Она не слышала его призыва и оставалась без движения даже тогда, когда он, краснея, накинул на ее обнаженное плечо пеплум*, сорванный с нее собакой.

______________

* Пеплум, или пеплос, - древнегреческая и римская верхняя одежда свободного покроя, обычно застегивавшаяся пряжкой на левом плече, правое плечо оставалось открытым.

В это время явился Мастор с водой и голубым флакончиком и, вручив вифинцу то и другое, поспешно удалился со словами:

- Император зовет меня.

Антиной положил голову девушки к себе на колени. Смочив лоб Селены оживляющей влагой, он дал ей вдохнуть запах крепкой эссенции в склянке и опять громким и задушевным тоном проговорил:

- Да очнись же, приди в себя!..

На этот раз ее бескровные губы раскрылись и показали два ряда маленьких снежно-белых зубов; веки, скрывавшие ее глаза, медленно приподнялись.

С глубоким вздохом облегчения Антиной поставил стакан и флакон на пол, чтобы поддержать ее; но едва он снова повернулся к ней, как она быстро и порывисто поднялась и в смертельном страхе, обвив руками его шею, вскричала:

- Спаси меня, Поллукс, спаси! Чудовище проглотит меня!..

Антиной, испугавшись, хотел схватить руки девушки, но они бессильно упали.

Селена затряслась, точно охваченная лихорадочной дрожью. Она снова подняла руки и приложила их к вискам с выражением страха и смущения в лице.

- Что это значит?.. Кто ты? - тихо спросила она.

Он быстро встал с пола и, поддерживая девушку при ее попытке подняться и встать на ноги, сказал:

- Благодарение богам, ты жива! Наш большой пес свалил тебя на землю. У него такие страшные зубы.

Селена стояла теперь против юноши; при последних словах его она снова вздрогнула.

- Ты чувствуешь боль?.. - с беспокойством спросил Антиной.

- Да, - отвечала она глухим голосом.

- Он укусил тебя?..

- Кажется, нет. Подними вон там пряжку; она упала с моего пеплума.

Вифинец поспешно исполнил ее просьбу; прикрепляя одежду на своем плече, девушка спросила вторично:

- Кто ты?.. Каким образом попала молосская собака в наш дворец?

- Она принадлежит... она принадлежит нам. Мы приехали поздно вечером, и Понтий...

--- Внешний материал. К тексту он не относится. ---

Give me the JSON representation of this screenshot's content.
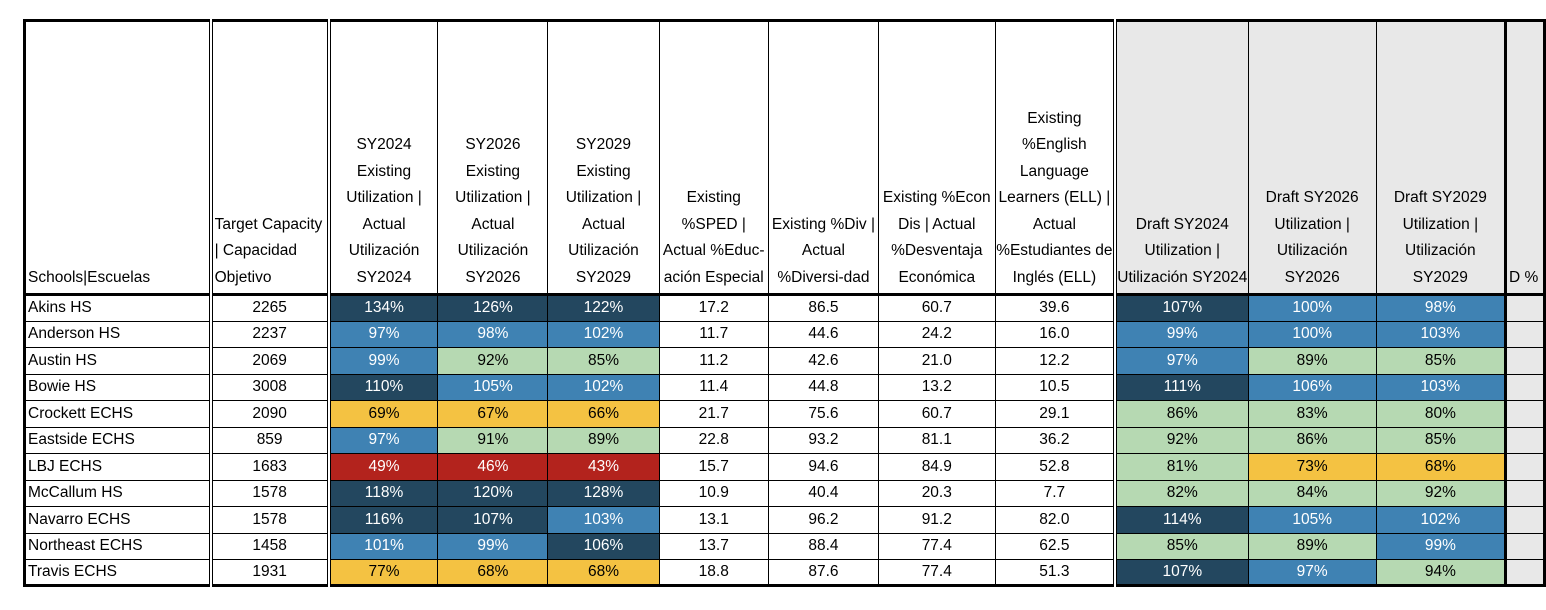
{
  "colors": {
    "dark": "#23475f",
    "blue": "#3f82b3",
    "green": "#b6d9b2",
    "yellow": "#f4c242",
    "red": "#b3231d",
    "draft_header_bg": "#e8e8e8"
  },
  "headers": {
    "school": "Schools|Escuelas",
    "target_capacity": "Target Capacity | Capacidad Objetivo",
    "sy2024_existing": "SY2024 Existing Utilization | Actual Utilización SY2024",
    "sy2026_existing": "SY2026 Existing Utilization | Actual Utilización SY2026",
    "sy2029_existing": "SY2029 Existing Utilization | Actual Utilización SY2029",
    "sped": "Existing %SPED | Actual %Educ-ación Especial",
    "div": "Existing %Div | Actual %Diversi-dad",
    "econ": "Existing %Econ Dis | Actual %Desventaja Económica",
    "ell": "Existing %English Language Learners (ELL) | Actual %Estudiantes de Inglés (ELL)",
    "draft_sy2024": "Draft SY2024 Utilization | Utilización SY2024",
    "draft_sy2026": "Draft SY2026 Utilization | Utilización SY2026",
    "draft_sy2029": "Draft SY2029 Utilization | Utilización SY2029",
    "cut_col": "D %"
  },
  "rows": [
    {
      "school": "Akins HS",
      "capacity": "2265",
      "e24": "134%",
      "e24c": "dark",
      "e26": "126%",
      "e26c": "dark",
      "e29": "122%",
      "e29c": "dark",
      "sped": "17.2",
      "div": "86.5",
      "econ": "60.7",
      "ell": "39.6",
      "d24": "107%",
      "d24c": "dark",
      "d26": "100%",
      "d26c": "blue",
      "d29": "98%",
      "d29c": "blue"
    },
    {
      "school": "Anderson HS",
      "capacity": "2237",
      "e24": "97%",
      "e24c": "blue",
      "e26": "98%",
      "e26c": "blue",
      "e29": "102%",
      "e29c": "blue",
      "sped": "11.7",
      "div": "44.6",
      "econ": "24.2",
      "ell": "16.0",
      "d24": "99%",
      "d24c": "blue",
      "d26": "100%",
      "d26c": "blue",
      "d29": "103%",
      "d29c": "blue"
    },
    {
      "school": "Austin HS",
      "capacity": "2069",
      "e24": "99%",
      "e24c": "blue",
      "e26": "92%",
      "e26c": "green",
      "e29": "85%",
      "e29c": "green",
      "sped": "11.2",
      "div": "42.6",
      "econ": "21.0",
      "ell": "12.2",
      "d24": "97%",
      "d24c": "blue",
      "d26": "89%",
      "d26c": "green",
      "d29": "85%",
      "d29c": "green"
    },
    {
      "school": "Bowie HS",
      "capacity": "3008",
      "e24": "110%",
      "e24c": "dark",
      "e26": "105%",
      "e26c": "blue",
      "e29": "102%",
      "e29c": "blue",
      "sped": "11.4",
      "div": "44.8",
      "econ": "13.2",
      "ell": "10.5",
      "d24": "111%",
      "d24c": "dark",
      "d26": "106%",
      "d26c": "blue",
      "d29": "103%",
      "d29c": "blue"
    },
    {
      "school": "Crockett ECHS",
      "capacity": "2090",
      "e24": "69%",
      "e24c": "yellow",
      "e26": "67%",
      "e26c": "yellow",
      "e29": "66%",
      "e29c": "yellow",
      "sped": "21.7",
      "div": "75.6",
      "econ": "60.7",
      "ell": "29.1",
      "d24": "86%",
      "d24c": "green",
      "d26": "83%",
      "d26c": "green",
      "d29": "80%",
      "d29c": "green"
    },
    {
      "school": "Eastside ECHS",
      "capacity": "859",
      "e24": "97%",
      "e24c": "blue",
      "e26": "91%",
      "e26c": "green",
      "e29": "89%",
      "e29c": "green",
      "sped": "22.8",
      "div": "93.2",
      "econ": "81.1",
      "ell": "36.2",
      "d24": "92%",
      "d24c": "green",
      "d26": "86%",
      "d26c": "green",
      "d29": "85%",
      "d29c": "green"
    },
    {
      "school": "LBJ ECHS",
      "capacity": "1683",
      "e24": "49%",
      "e24c": "red",
      "e26": "46%",
      "e26c": "red",
      "e29": "43%",
      "e29c": "red",
      "sped": "15.7",
      "div": "94.6",
      "econ": "84.9",
      "ell": "52.8",
      "d24": "81%",
      "d24c": "green",
      "d26": "73%",
      "d26c": "yellow",
      "d29": "68%",
      "d29c": "yellow"
    },
    {
      "school": "McCallum HS",
      "capacity": "1578",
      "e24": "118%",
      "e24c": "dark",
      "e26": "120%",
      "e26c": "dark",
      "e29": "128%",
      "e29c": "dark",
      "sped": "10.9",
      "div": "40.4",
      "econ": "20.3",
      "ell": "7.7",
      "d24": "82%",
      "d24c": "green",
      "d26": "84%",
      "d26c": "green",
      "d29": "92%",
      "d29c": "green"
    },
    {
      "school": "Navarro ECHS",
      "capacity": "1578",
      "e24": "116%",
      "e24c": "dark",
      "e26": "107%",
      "e26c": "dark",
      "e29": "103%",
      "e29c": "blue",
      "sped": "13.1",
      "div": "96.2",
      "econ": "91.2",
      "ell": "82.0",
      "d24": "114%",
      "d24c": "dark",
      "d26": "105%",
      "d26c": "blue",
      "d29": "102%",
      "d29c": "blue"
    },
    {
      "school": "Northeast ECHS",
      "capacity": "1458",
      "e24": "101%",
      "e24c": "blue",
      "e26": "99%",
      "e26c": "blue",
      "e29": "106%",
      "e29c": "dark",
      "sped": "13.7",
      "div": "88.4",
      "econ": "77.4",
      "ell": "62.5",
      "d24": "85%",
      "d24c": "green",
      "d26": "89%",
      "d26c": "green",
      "d29": "99%",
      "d29c": "blue"
    },
    {
      "school": "Travis ECHS",
      "capacity": "1931",
      "e24": "77%",
      "e24c": "yellow",
      "e26": "68%",
      "e26c": "yellow",
      "e29": "68%",
      "e29c": "yellow",
      "sped": "18.8",
      "div": "87.6",
      "econ": "77.4",
      "ell": "51.3",
      "d24": "107%",
      "d24c": "dark",
      "d26": "97%",
      "d26c": "blue",
      "d29": "94%",
      "d29c": "green"
    }
  ]
}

- Значит, ты принадлежишь к свите архитектора из Рима?..

- Да. Но кто ты сама?..

- Я - дочь дворцового смотрителя Керавна, Селена.

- А кто такой Поллукс, которого ты, очнувшись, звала на помощь?

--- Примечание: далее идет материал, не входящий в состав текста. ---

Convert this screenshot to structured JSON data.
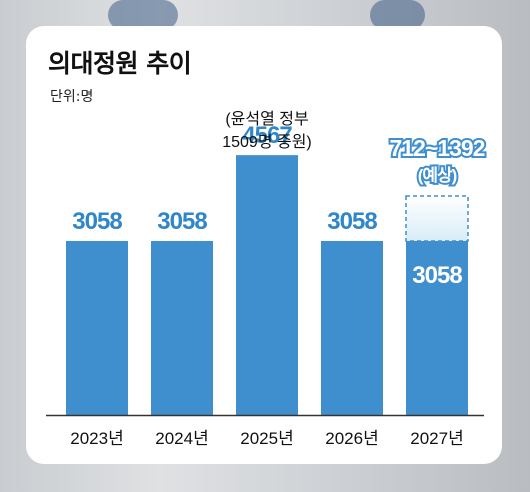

- Какое тебе до этого дело?..

Антиной покраснел и отвечал в смущении:

- Я испугался, когда ты так порывисто вскочила с его именем на устах, после того как я привел тебя в чувство при помощи воды и этой эссенции.

- Я бы и без того очнулась, а теперь могу дойти сама. Тот, кто приводит в чужой дом злых собак, должен лучше смотреть за ними. Привяжи крепче своего пса, потому что дети, мои маленькие сестры и брат, проходят здесь, когда им хочется выйти на свежий воздух. Благодарю тебя за помощь. Где же мой кувшин?..

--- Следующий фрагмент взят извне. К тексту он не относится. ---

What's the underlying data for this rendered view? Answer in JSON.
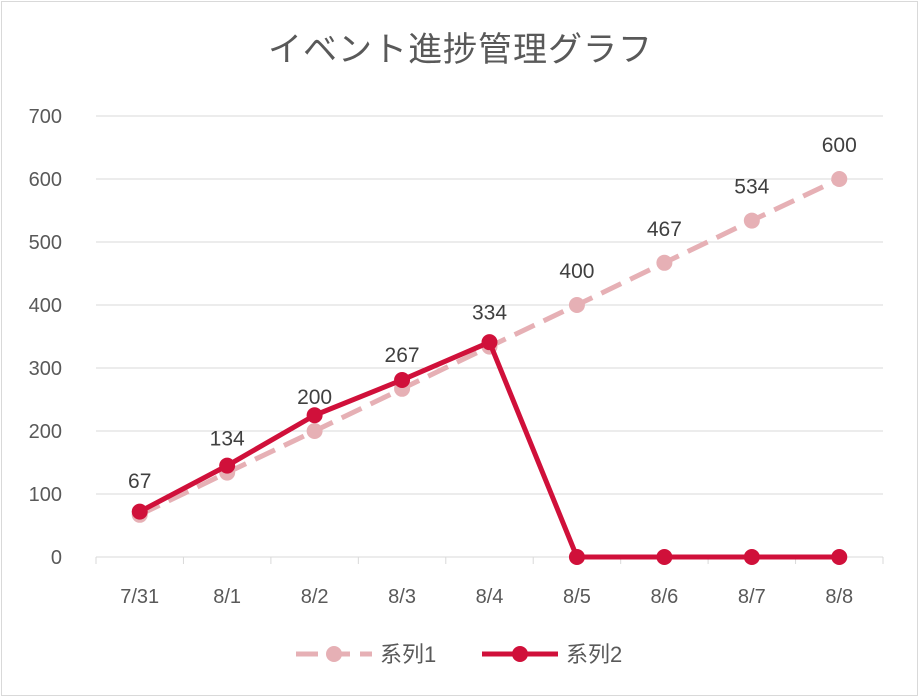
{
  "chart_data": {
    "type": "line",
    "title": "イベント進捗管理グラフ",
    "xlabel": "",
    "ylabel": "",
    "categories": [
      "7/31",
      "8/1",
      "8/2",
      "8/3",
      "8/4",
      "8/5",
      "8/6",
      "8/7",
      "8/8"
    ],
    "ylim": [
      0,
      700
    ],
    "yticks": [
      0,
      100,
      200,
      300,
      400,
      500,
      600,
      700
    ],
    "grid": true,
    "legend_position": "bottom",
    "series": [
      {
        "name": "系列1",
        "values": [
          67,
          134,
          200,
          267,
          334,
          400,
          467,
          534,
          600
        ],
        "data_labels": [
          "67",
          "134",
          "200",
          "267",
          "334",
          "400",
          "467",
          "534",
          "600"
        ],
        "color": "#e6b0b5",
        "line_style": "dashed"
      },
      {
        "name": "系列2",
        "values": [
          72,
          145,
          225,
          281,
          341,
          0,
          0,
          0,
          0
        ],
        "color": "#d0103a",
        "line_style": "solid"
      }
    ]
  }
}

При этих словах она начала искать глазами прекрасный сосуд, который в особенности любила ее покойная мать. Увидав его разбитым на куски, она всхлипнула и вскричала с раздражением:

- Это гнусно!

С этим возгласом она повернулась к Антиною спиной и пошла домой, осторожно ступая на левую ногу, в которой чувствовала сильную боль.

Юноша молча смотрел на удалявшуюся стройную фигуру Селены. Ему хотелось последовать за девушкой, высказать ей, как прискорбен для него этот несчастный случай, и объяснить, что собака принадлежит не ему, а другому человеку, но он не посмел.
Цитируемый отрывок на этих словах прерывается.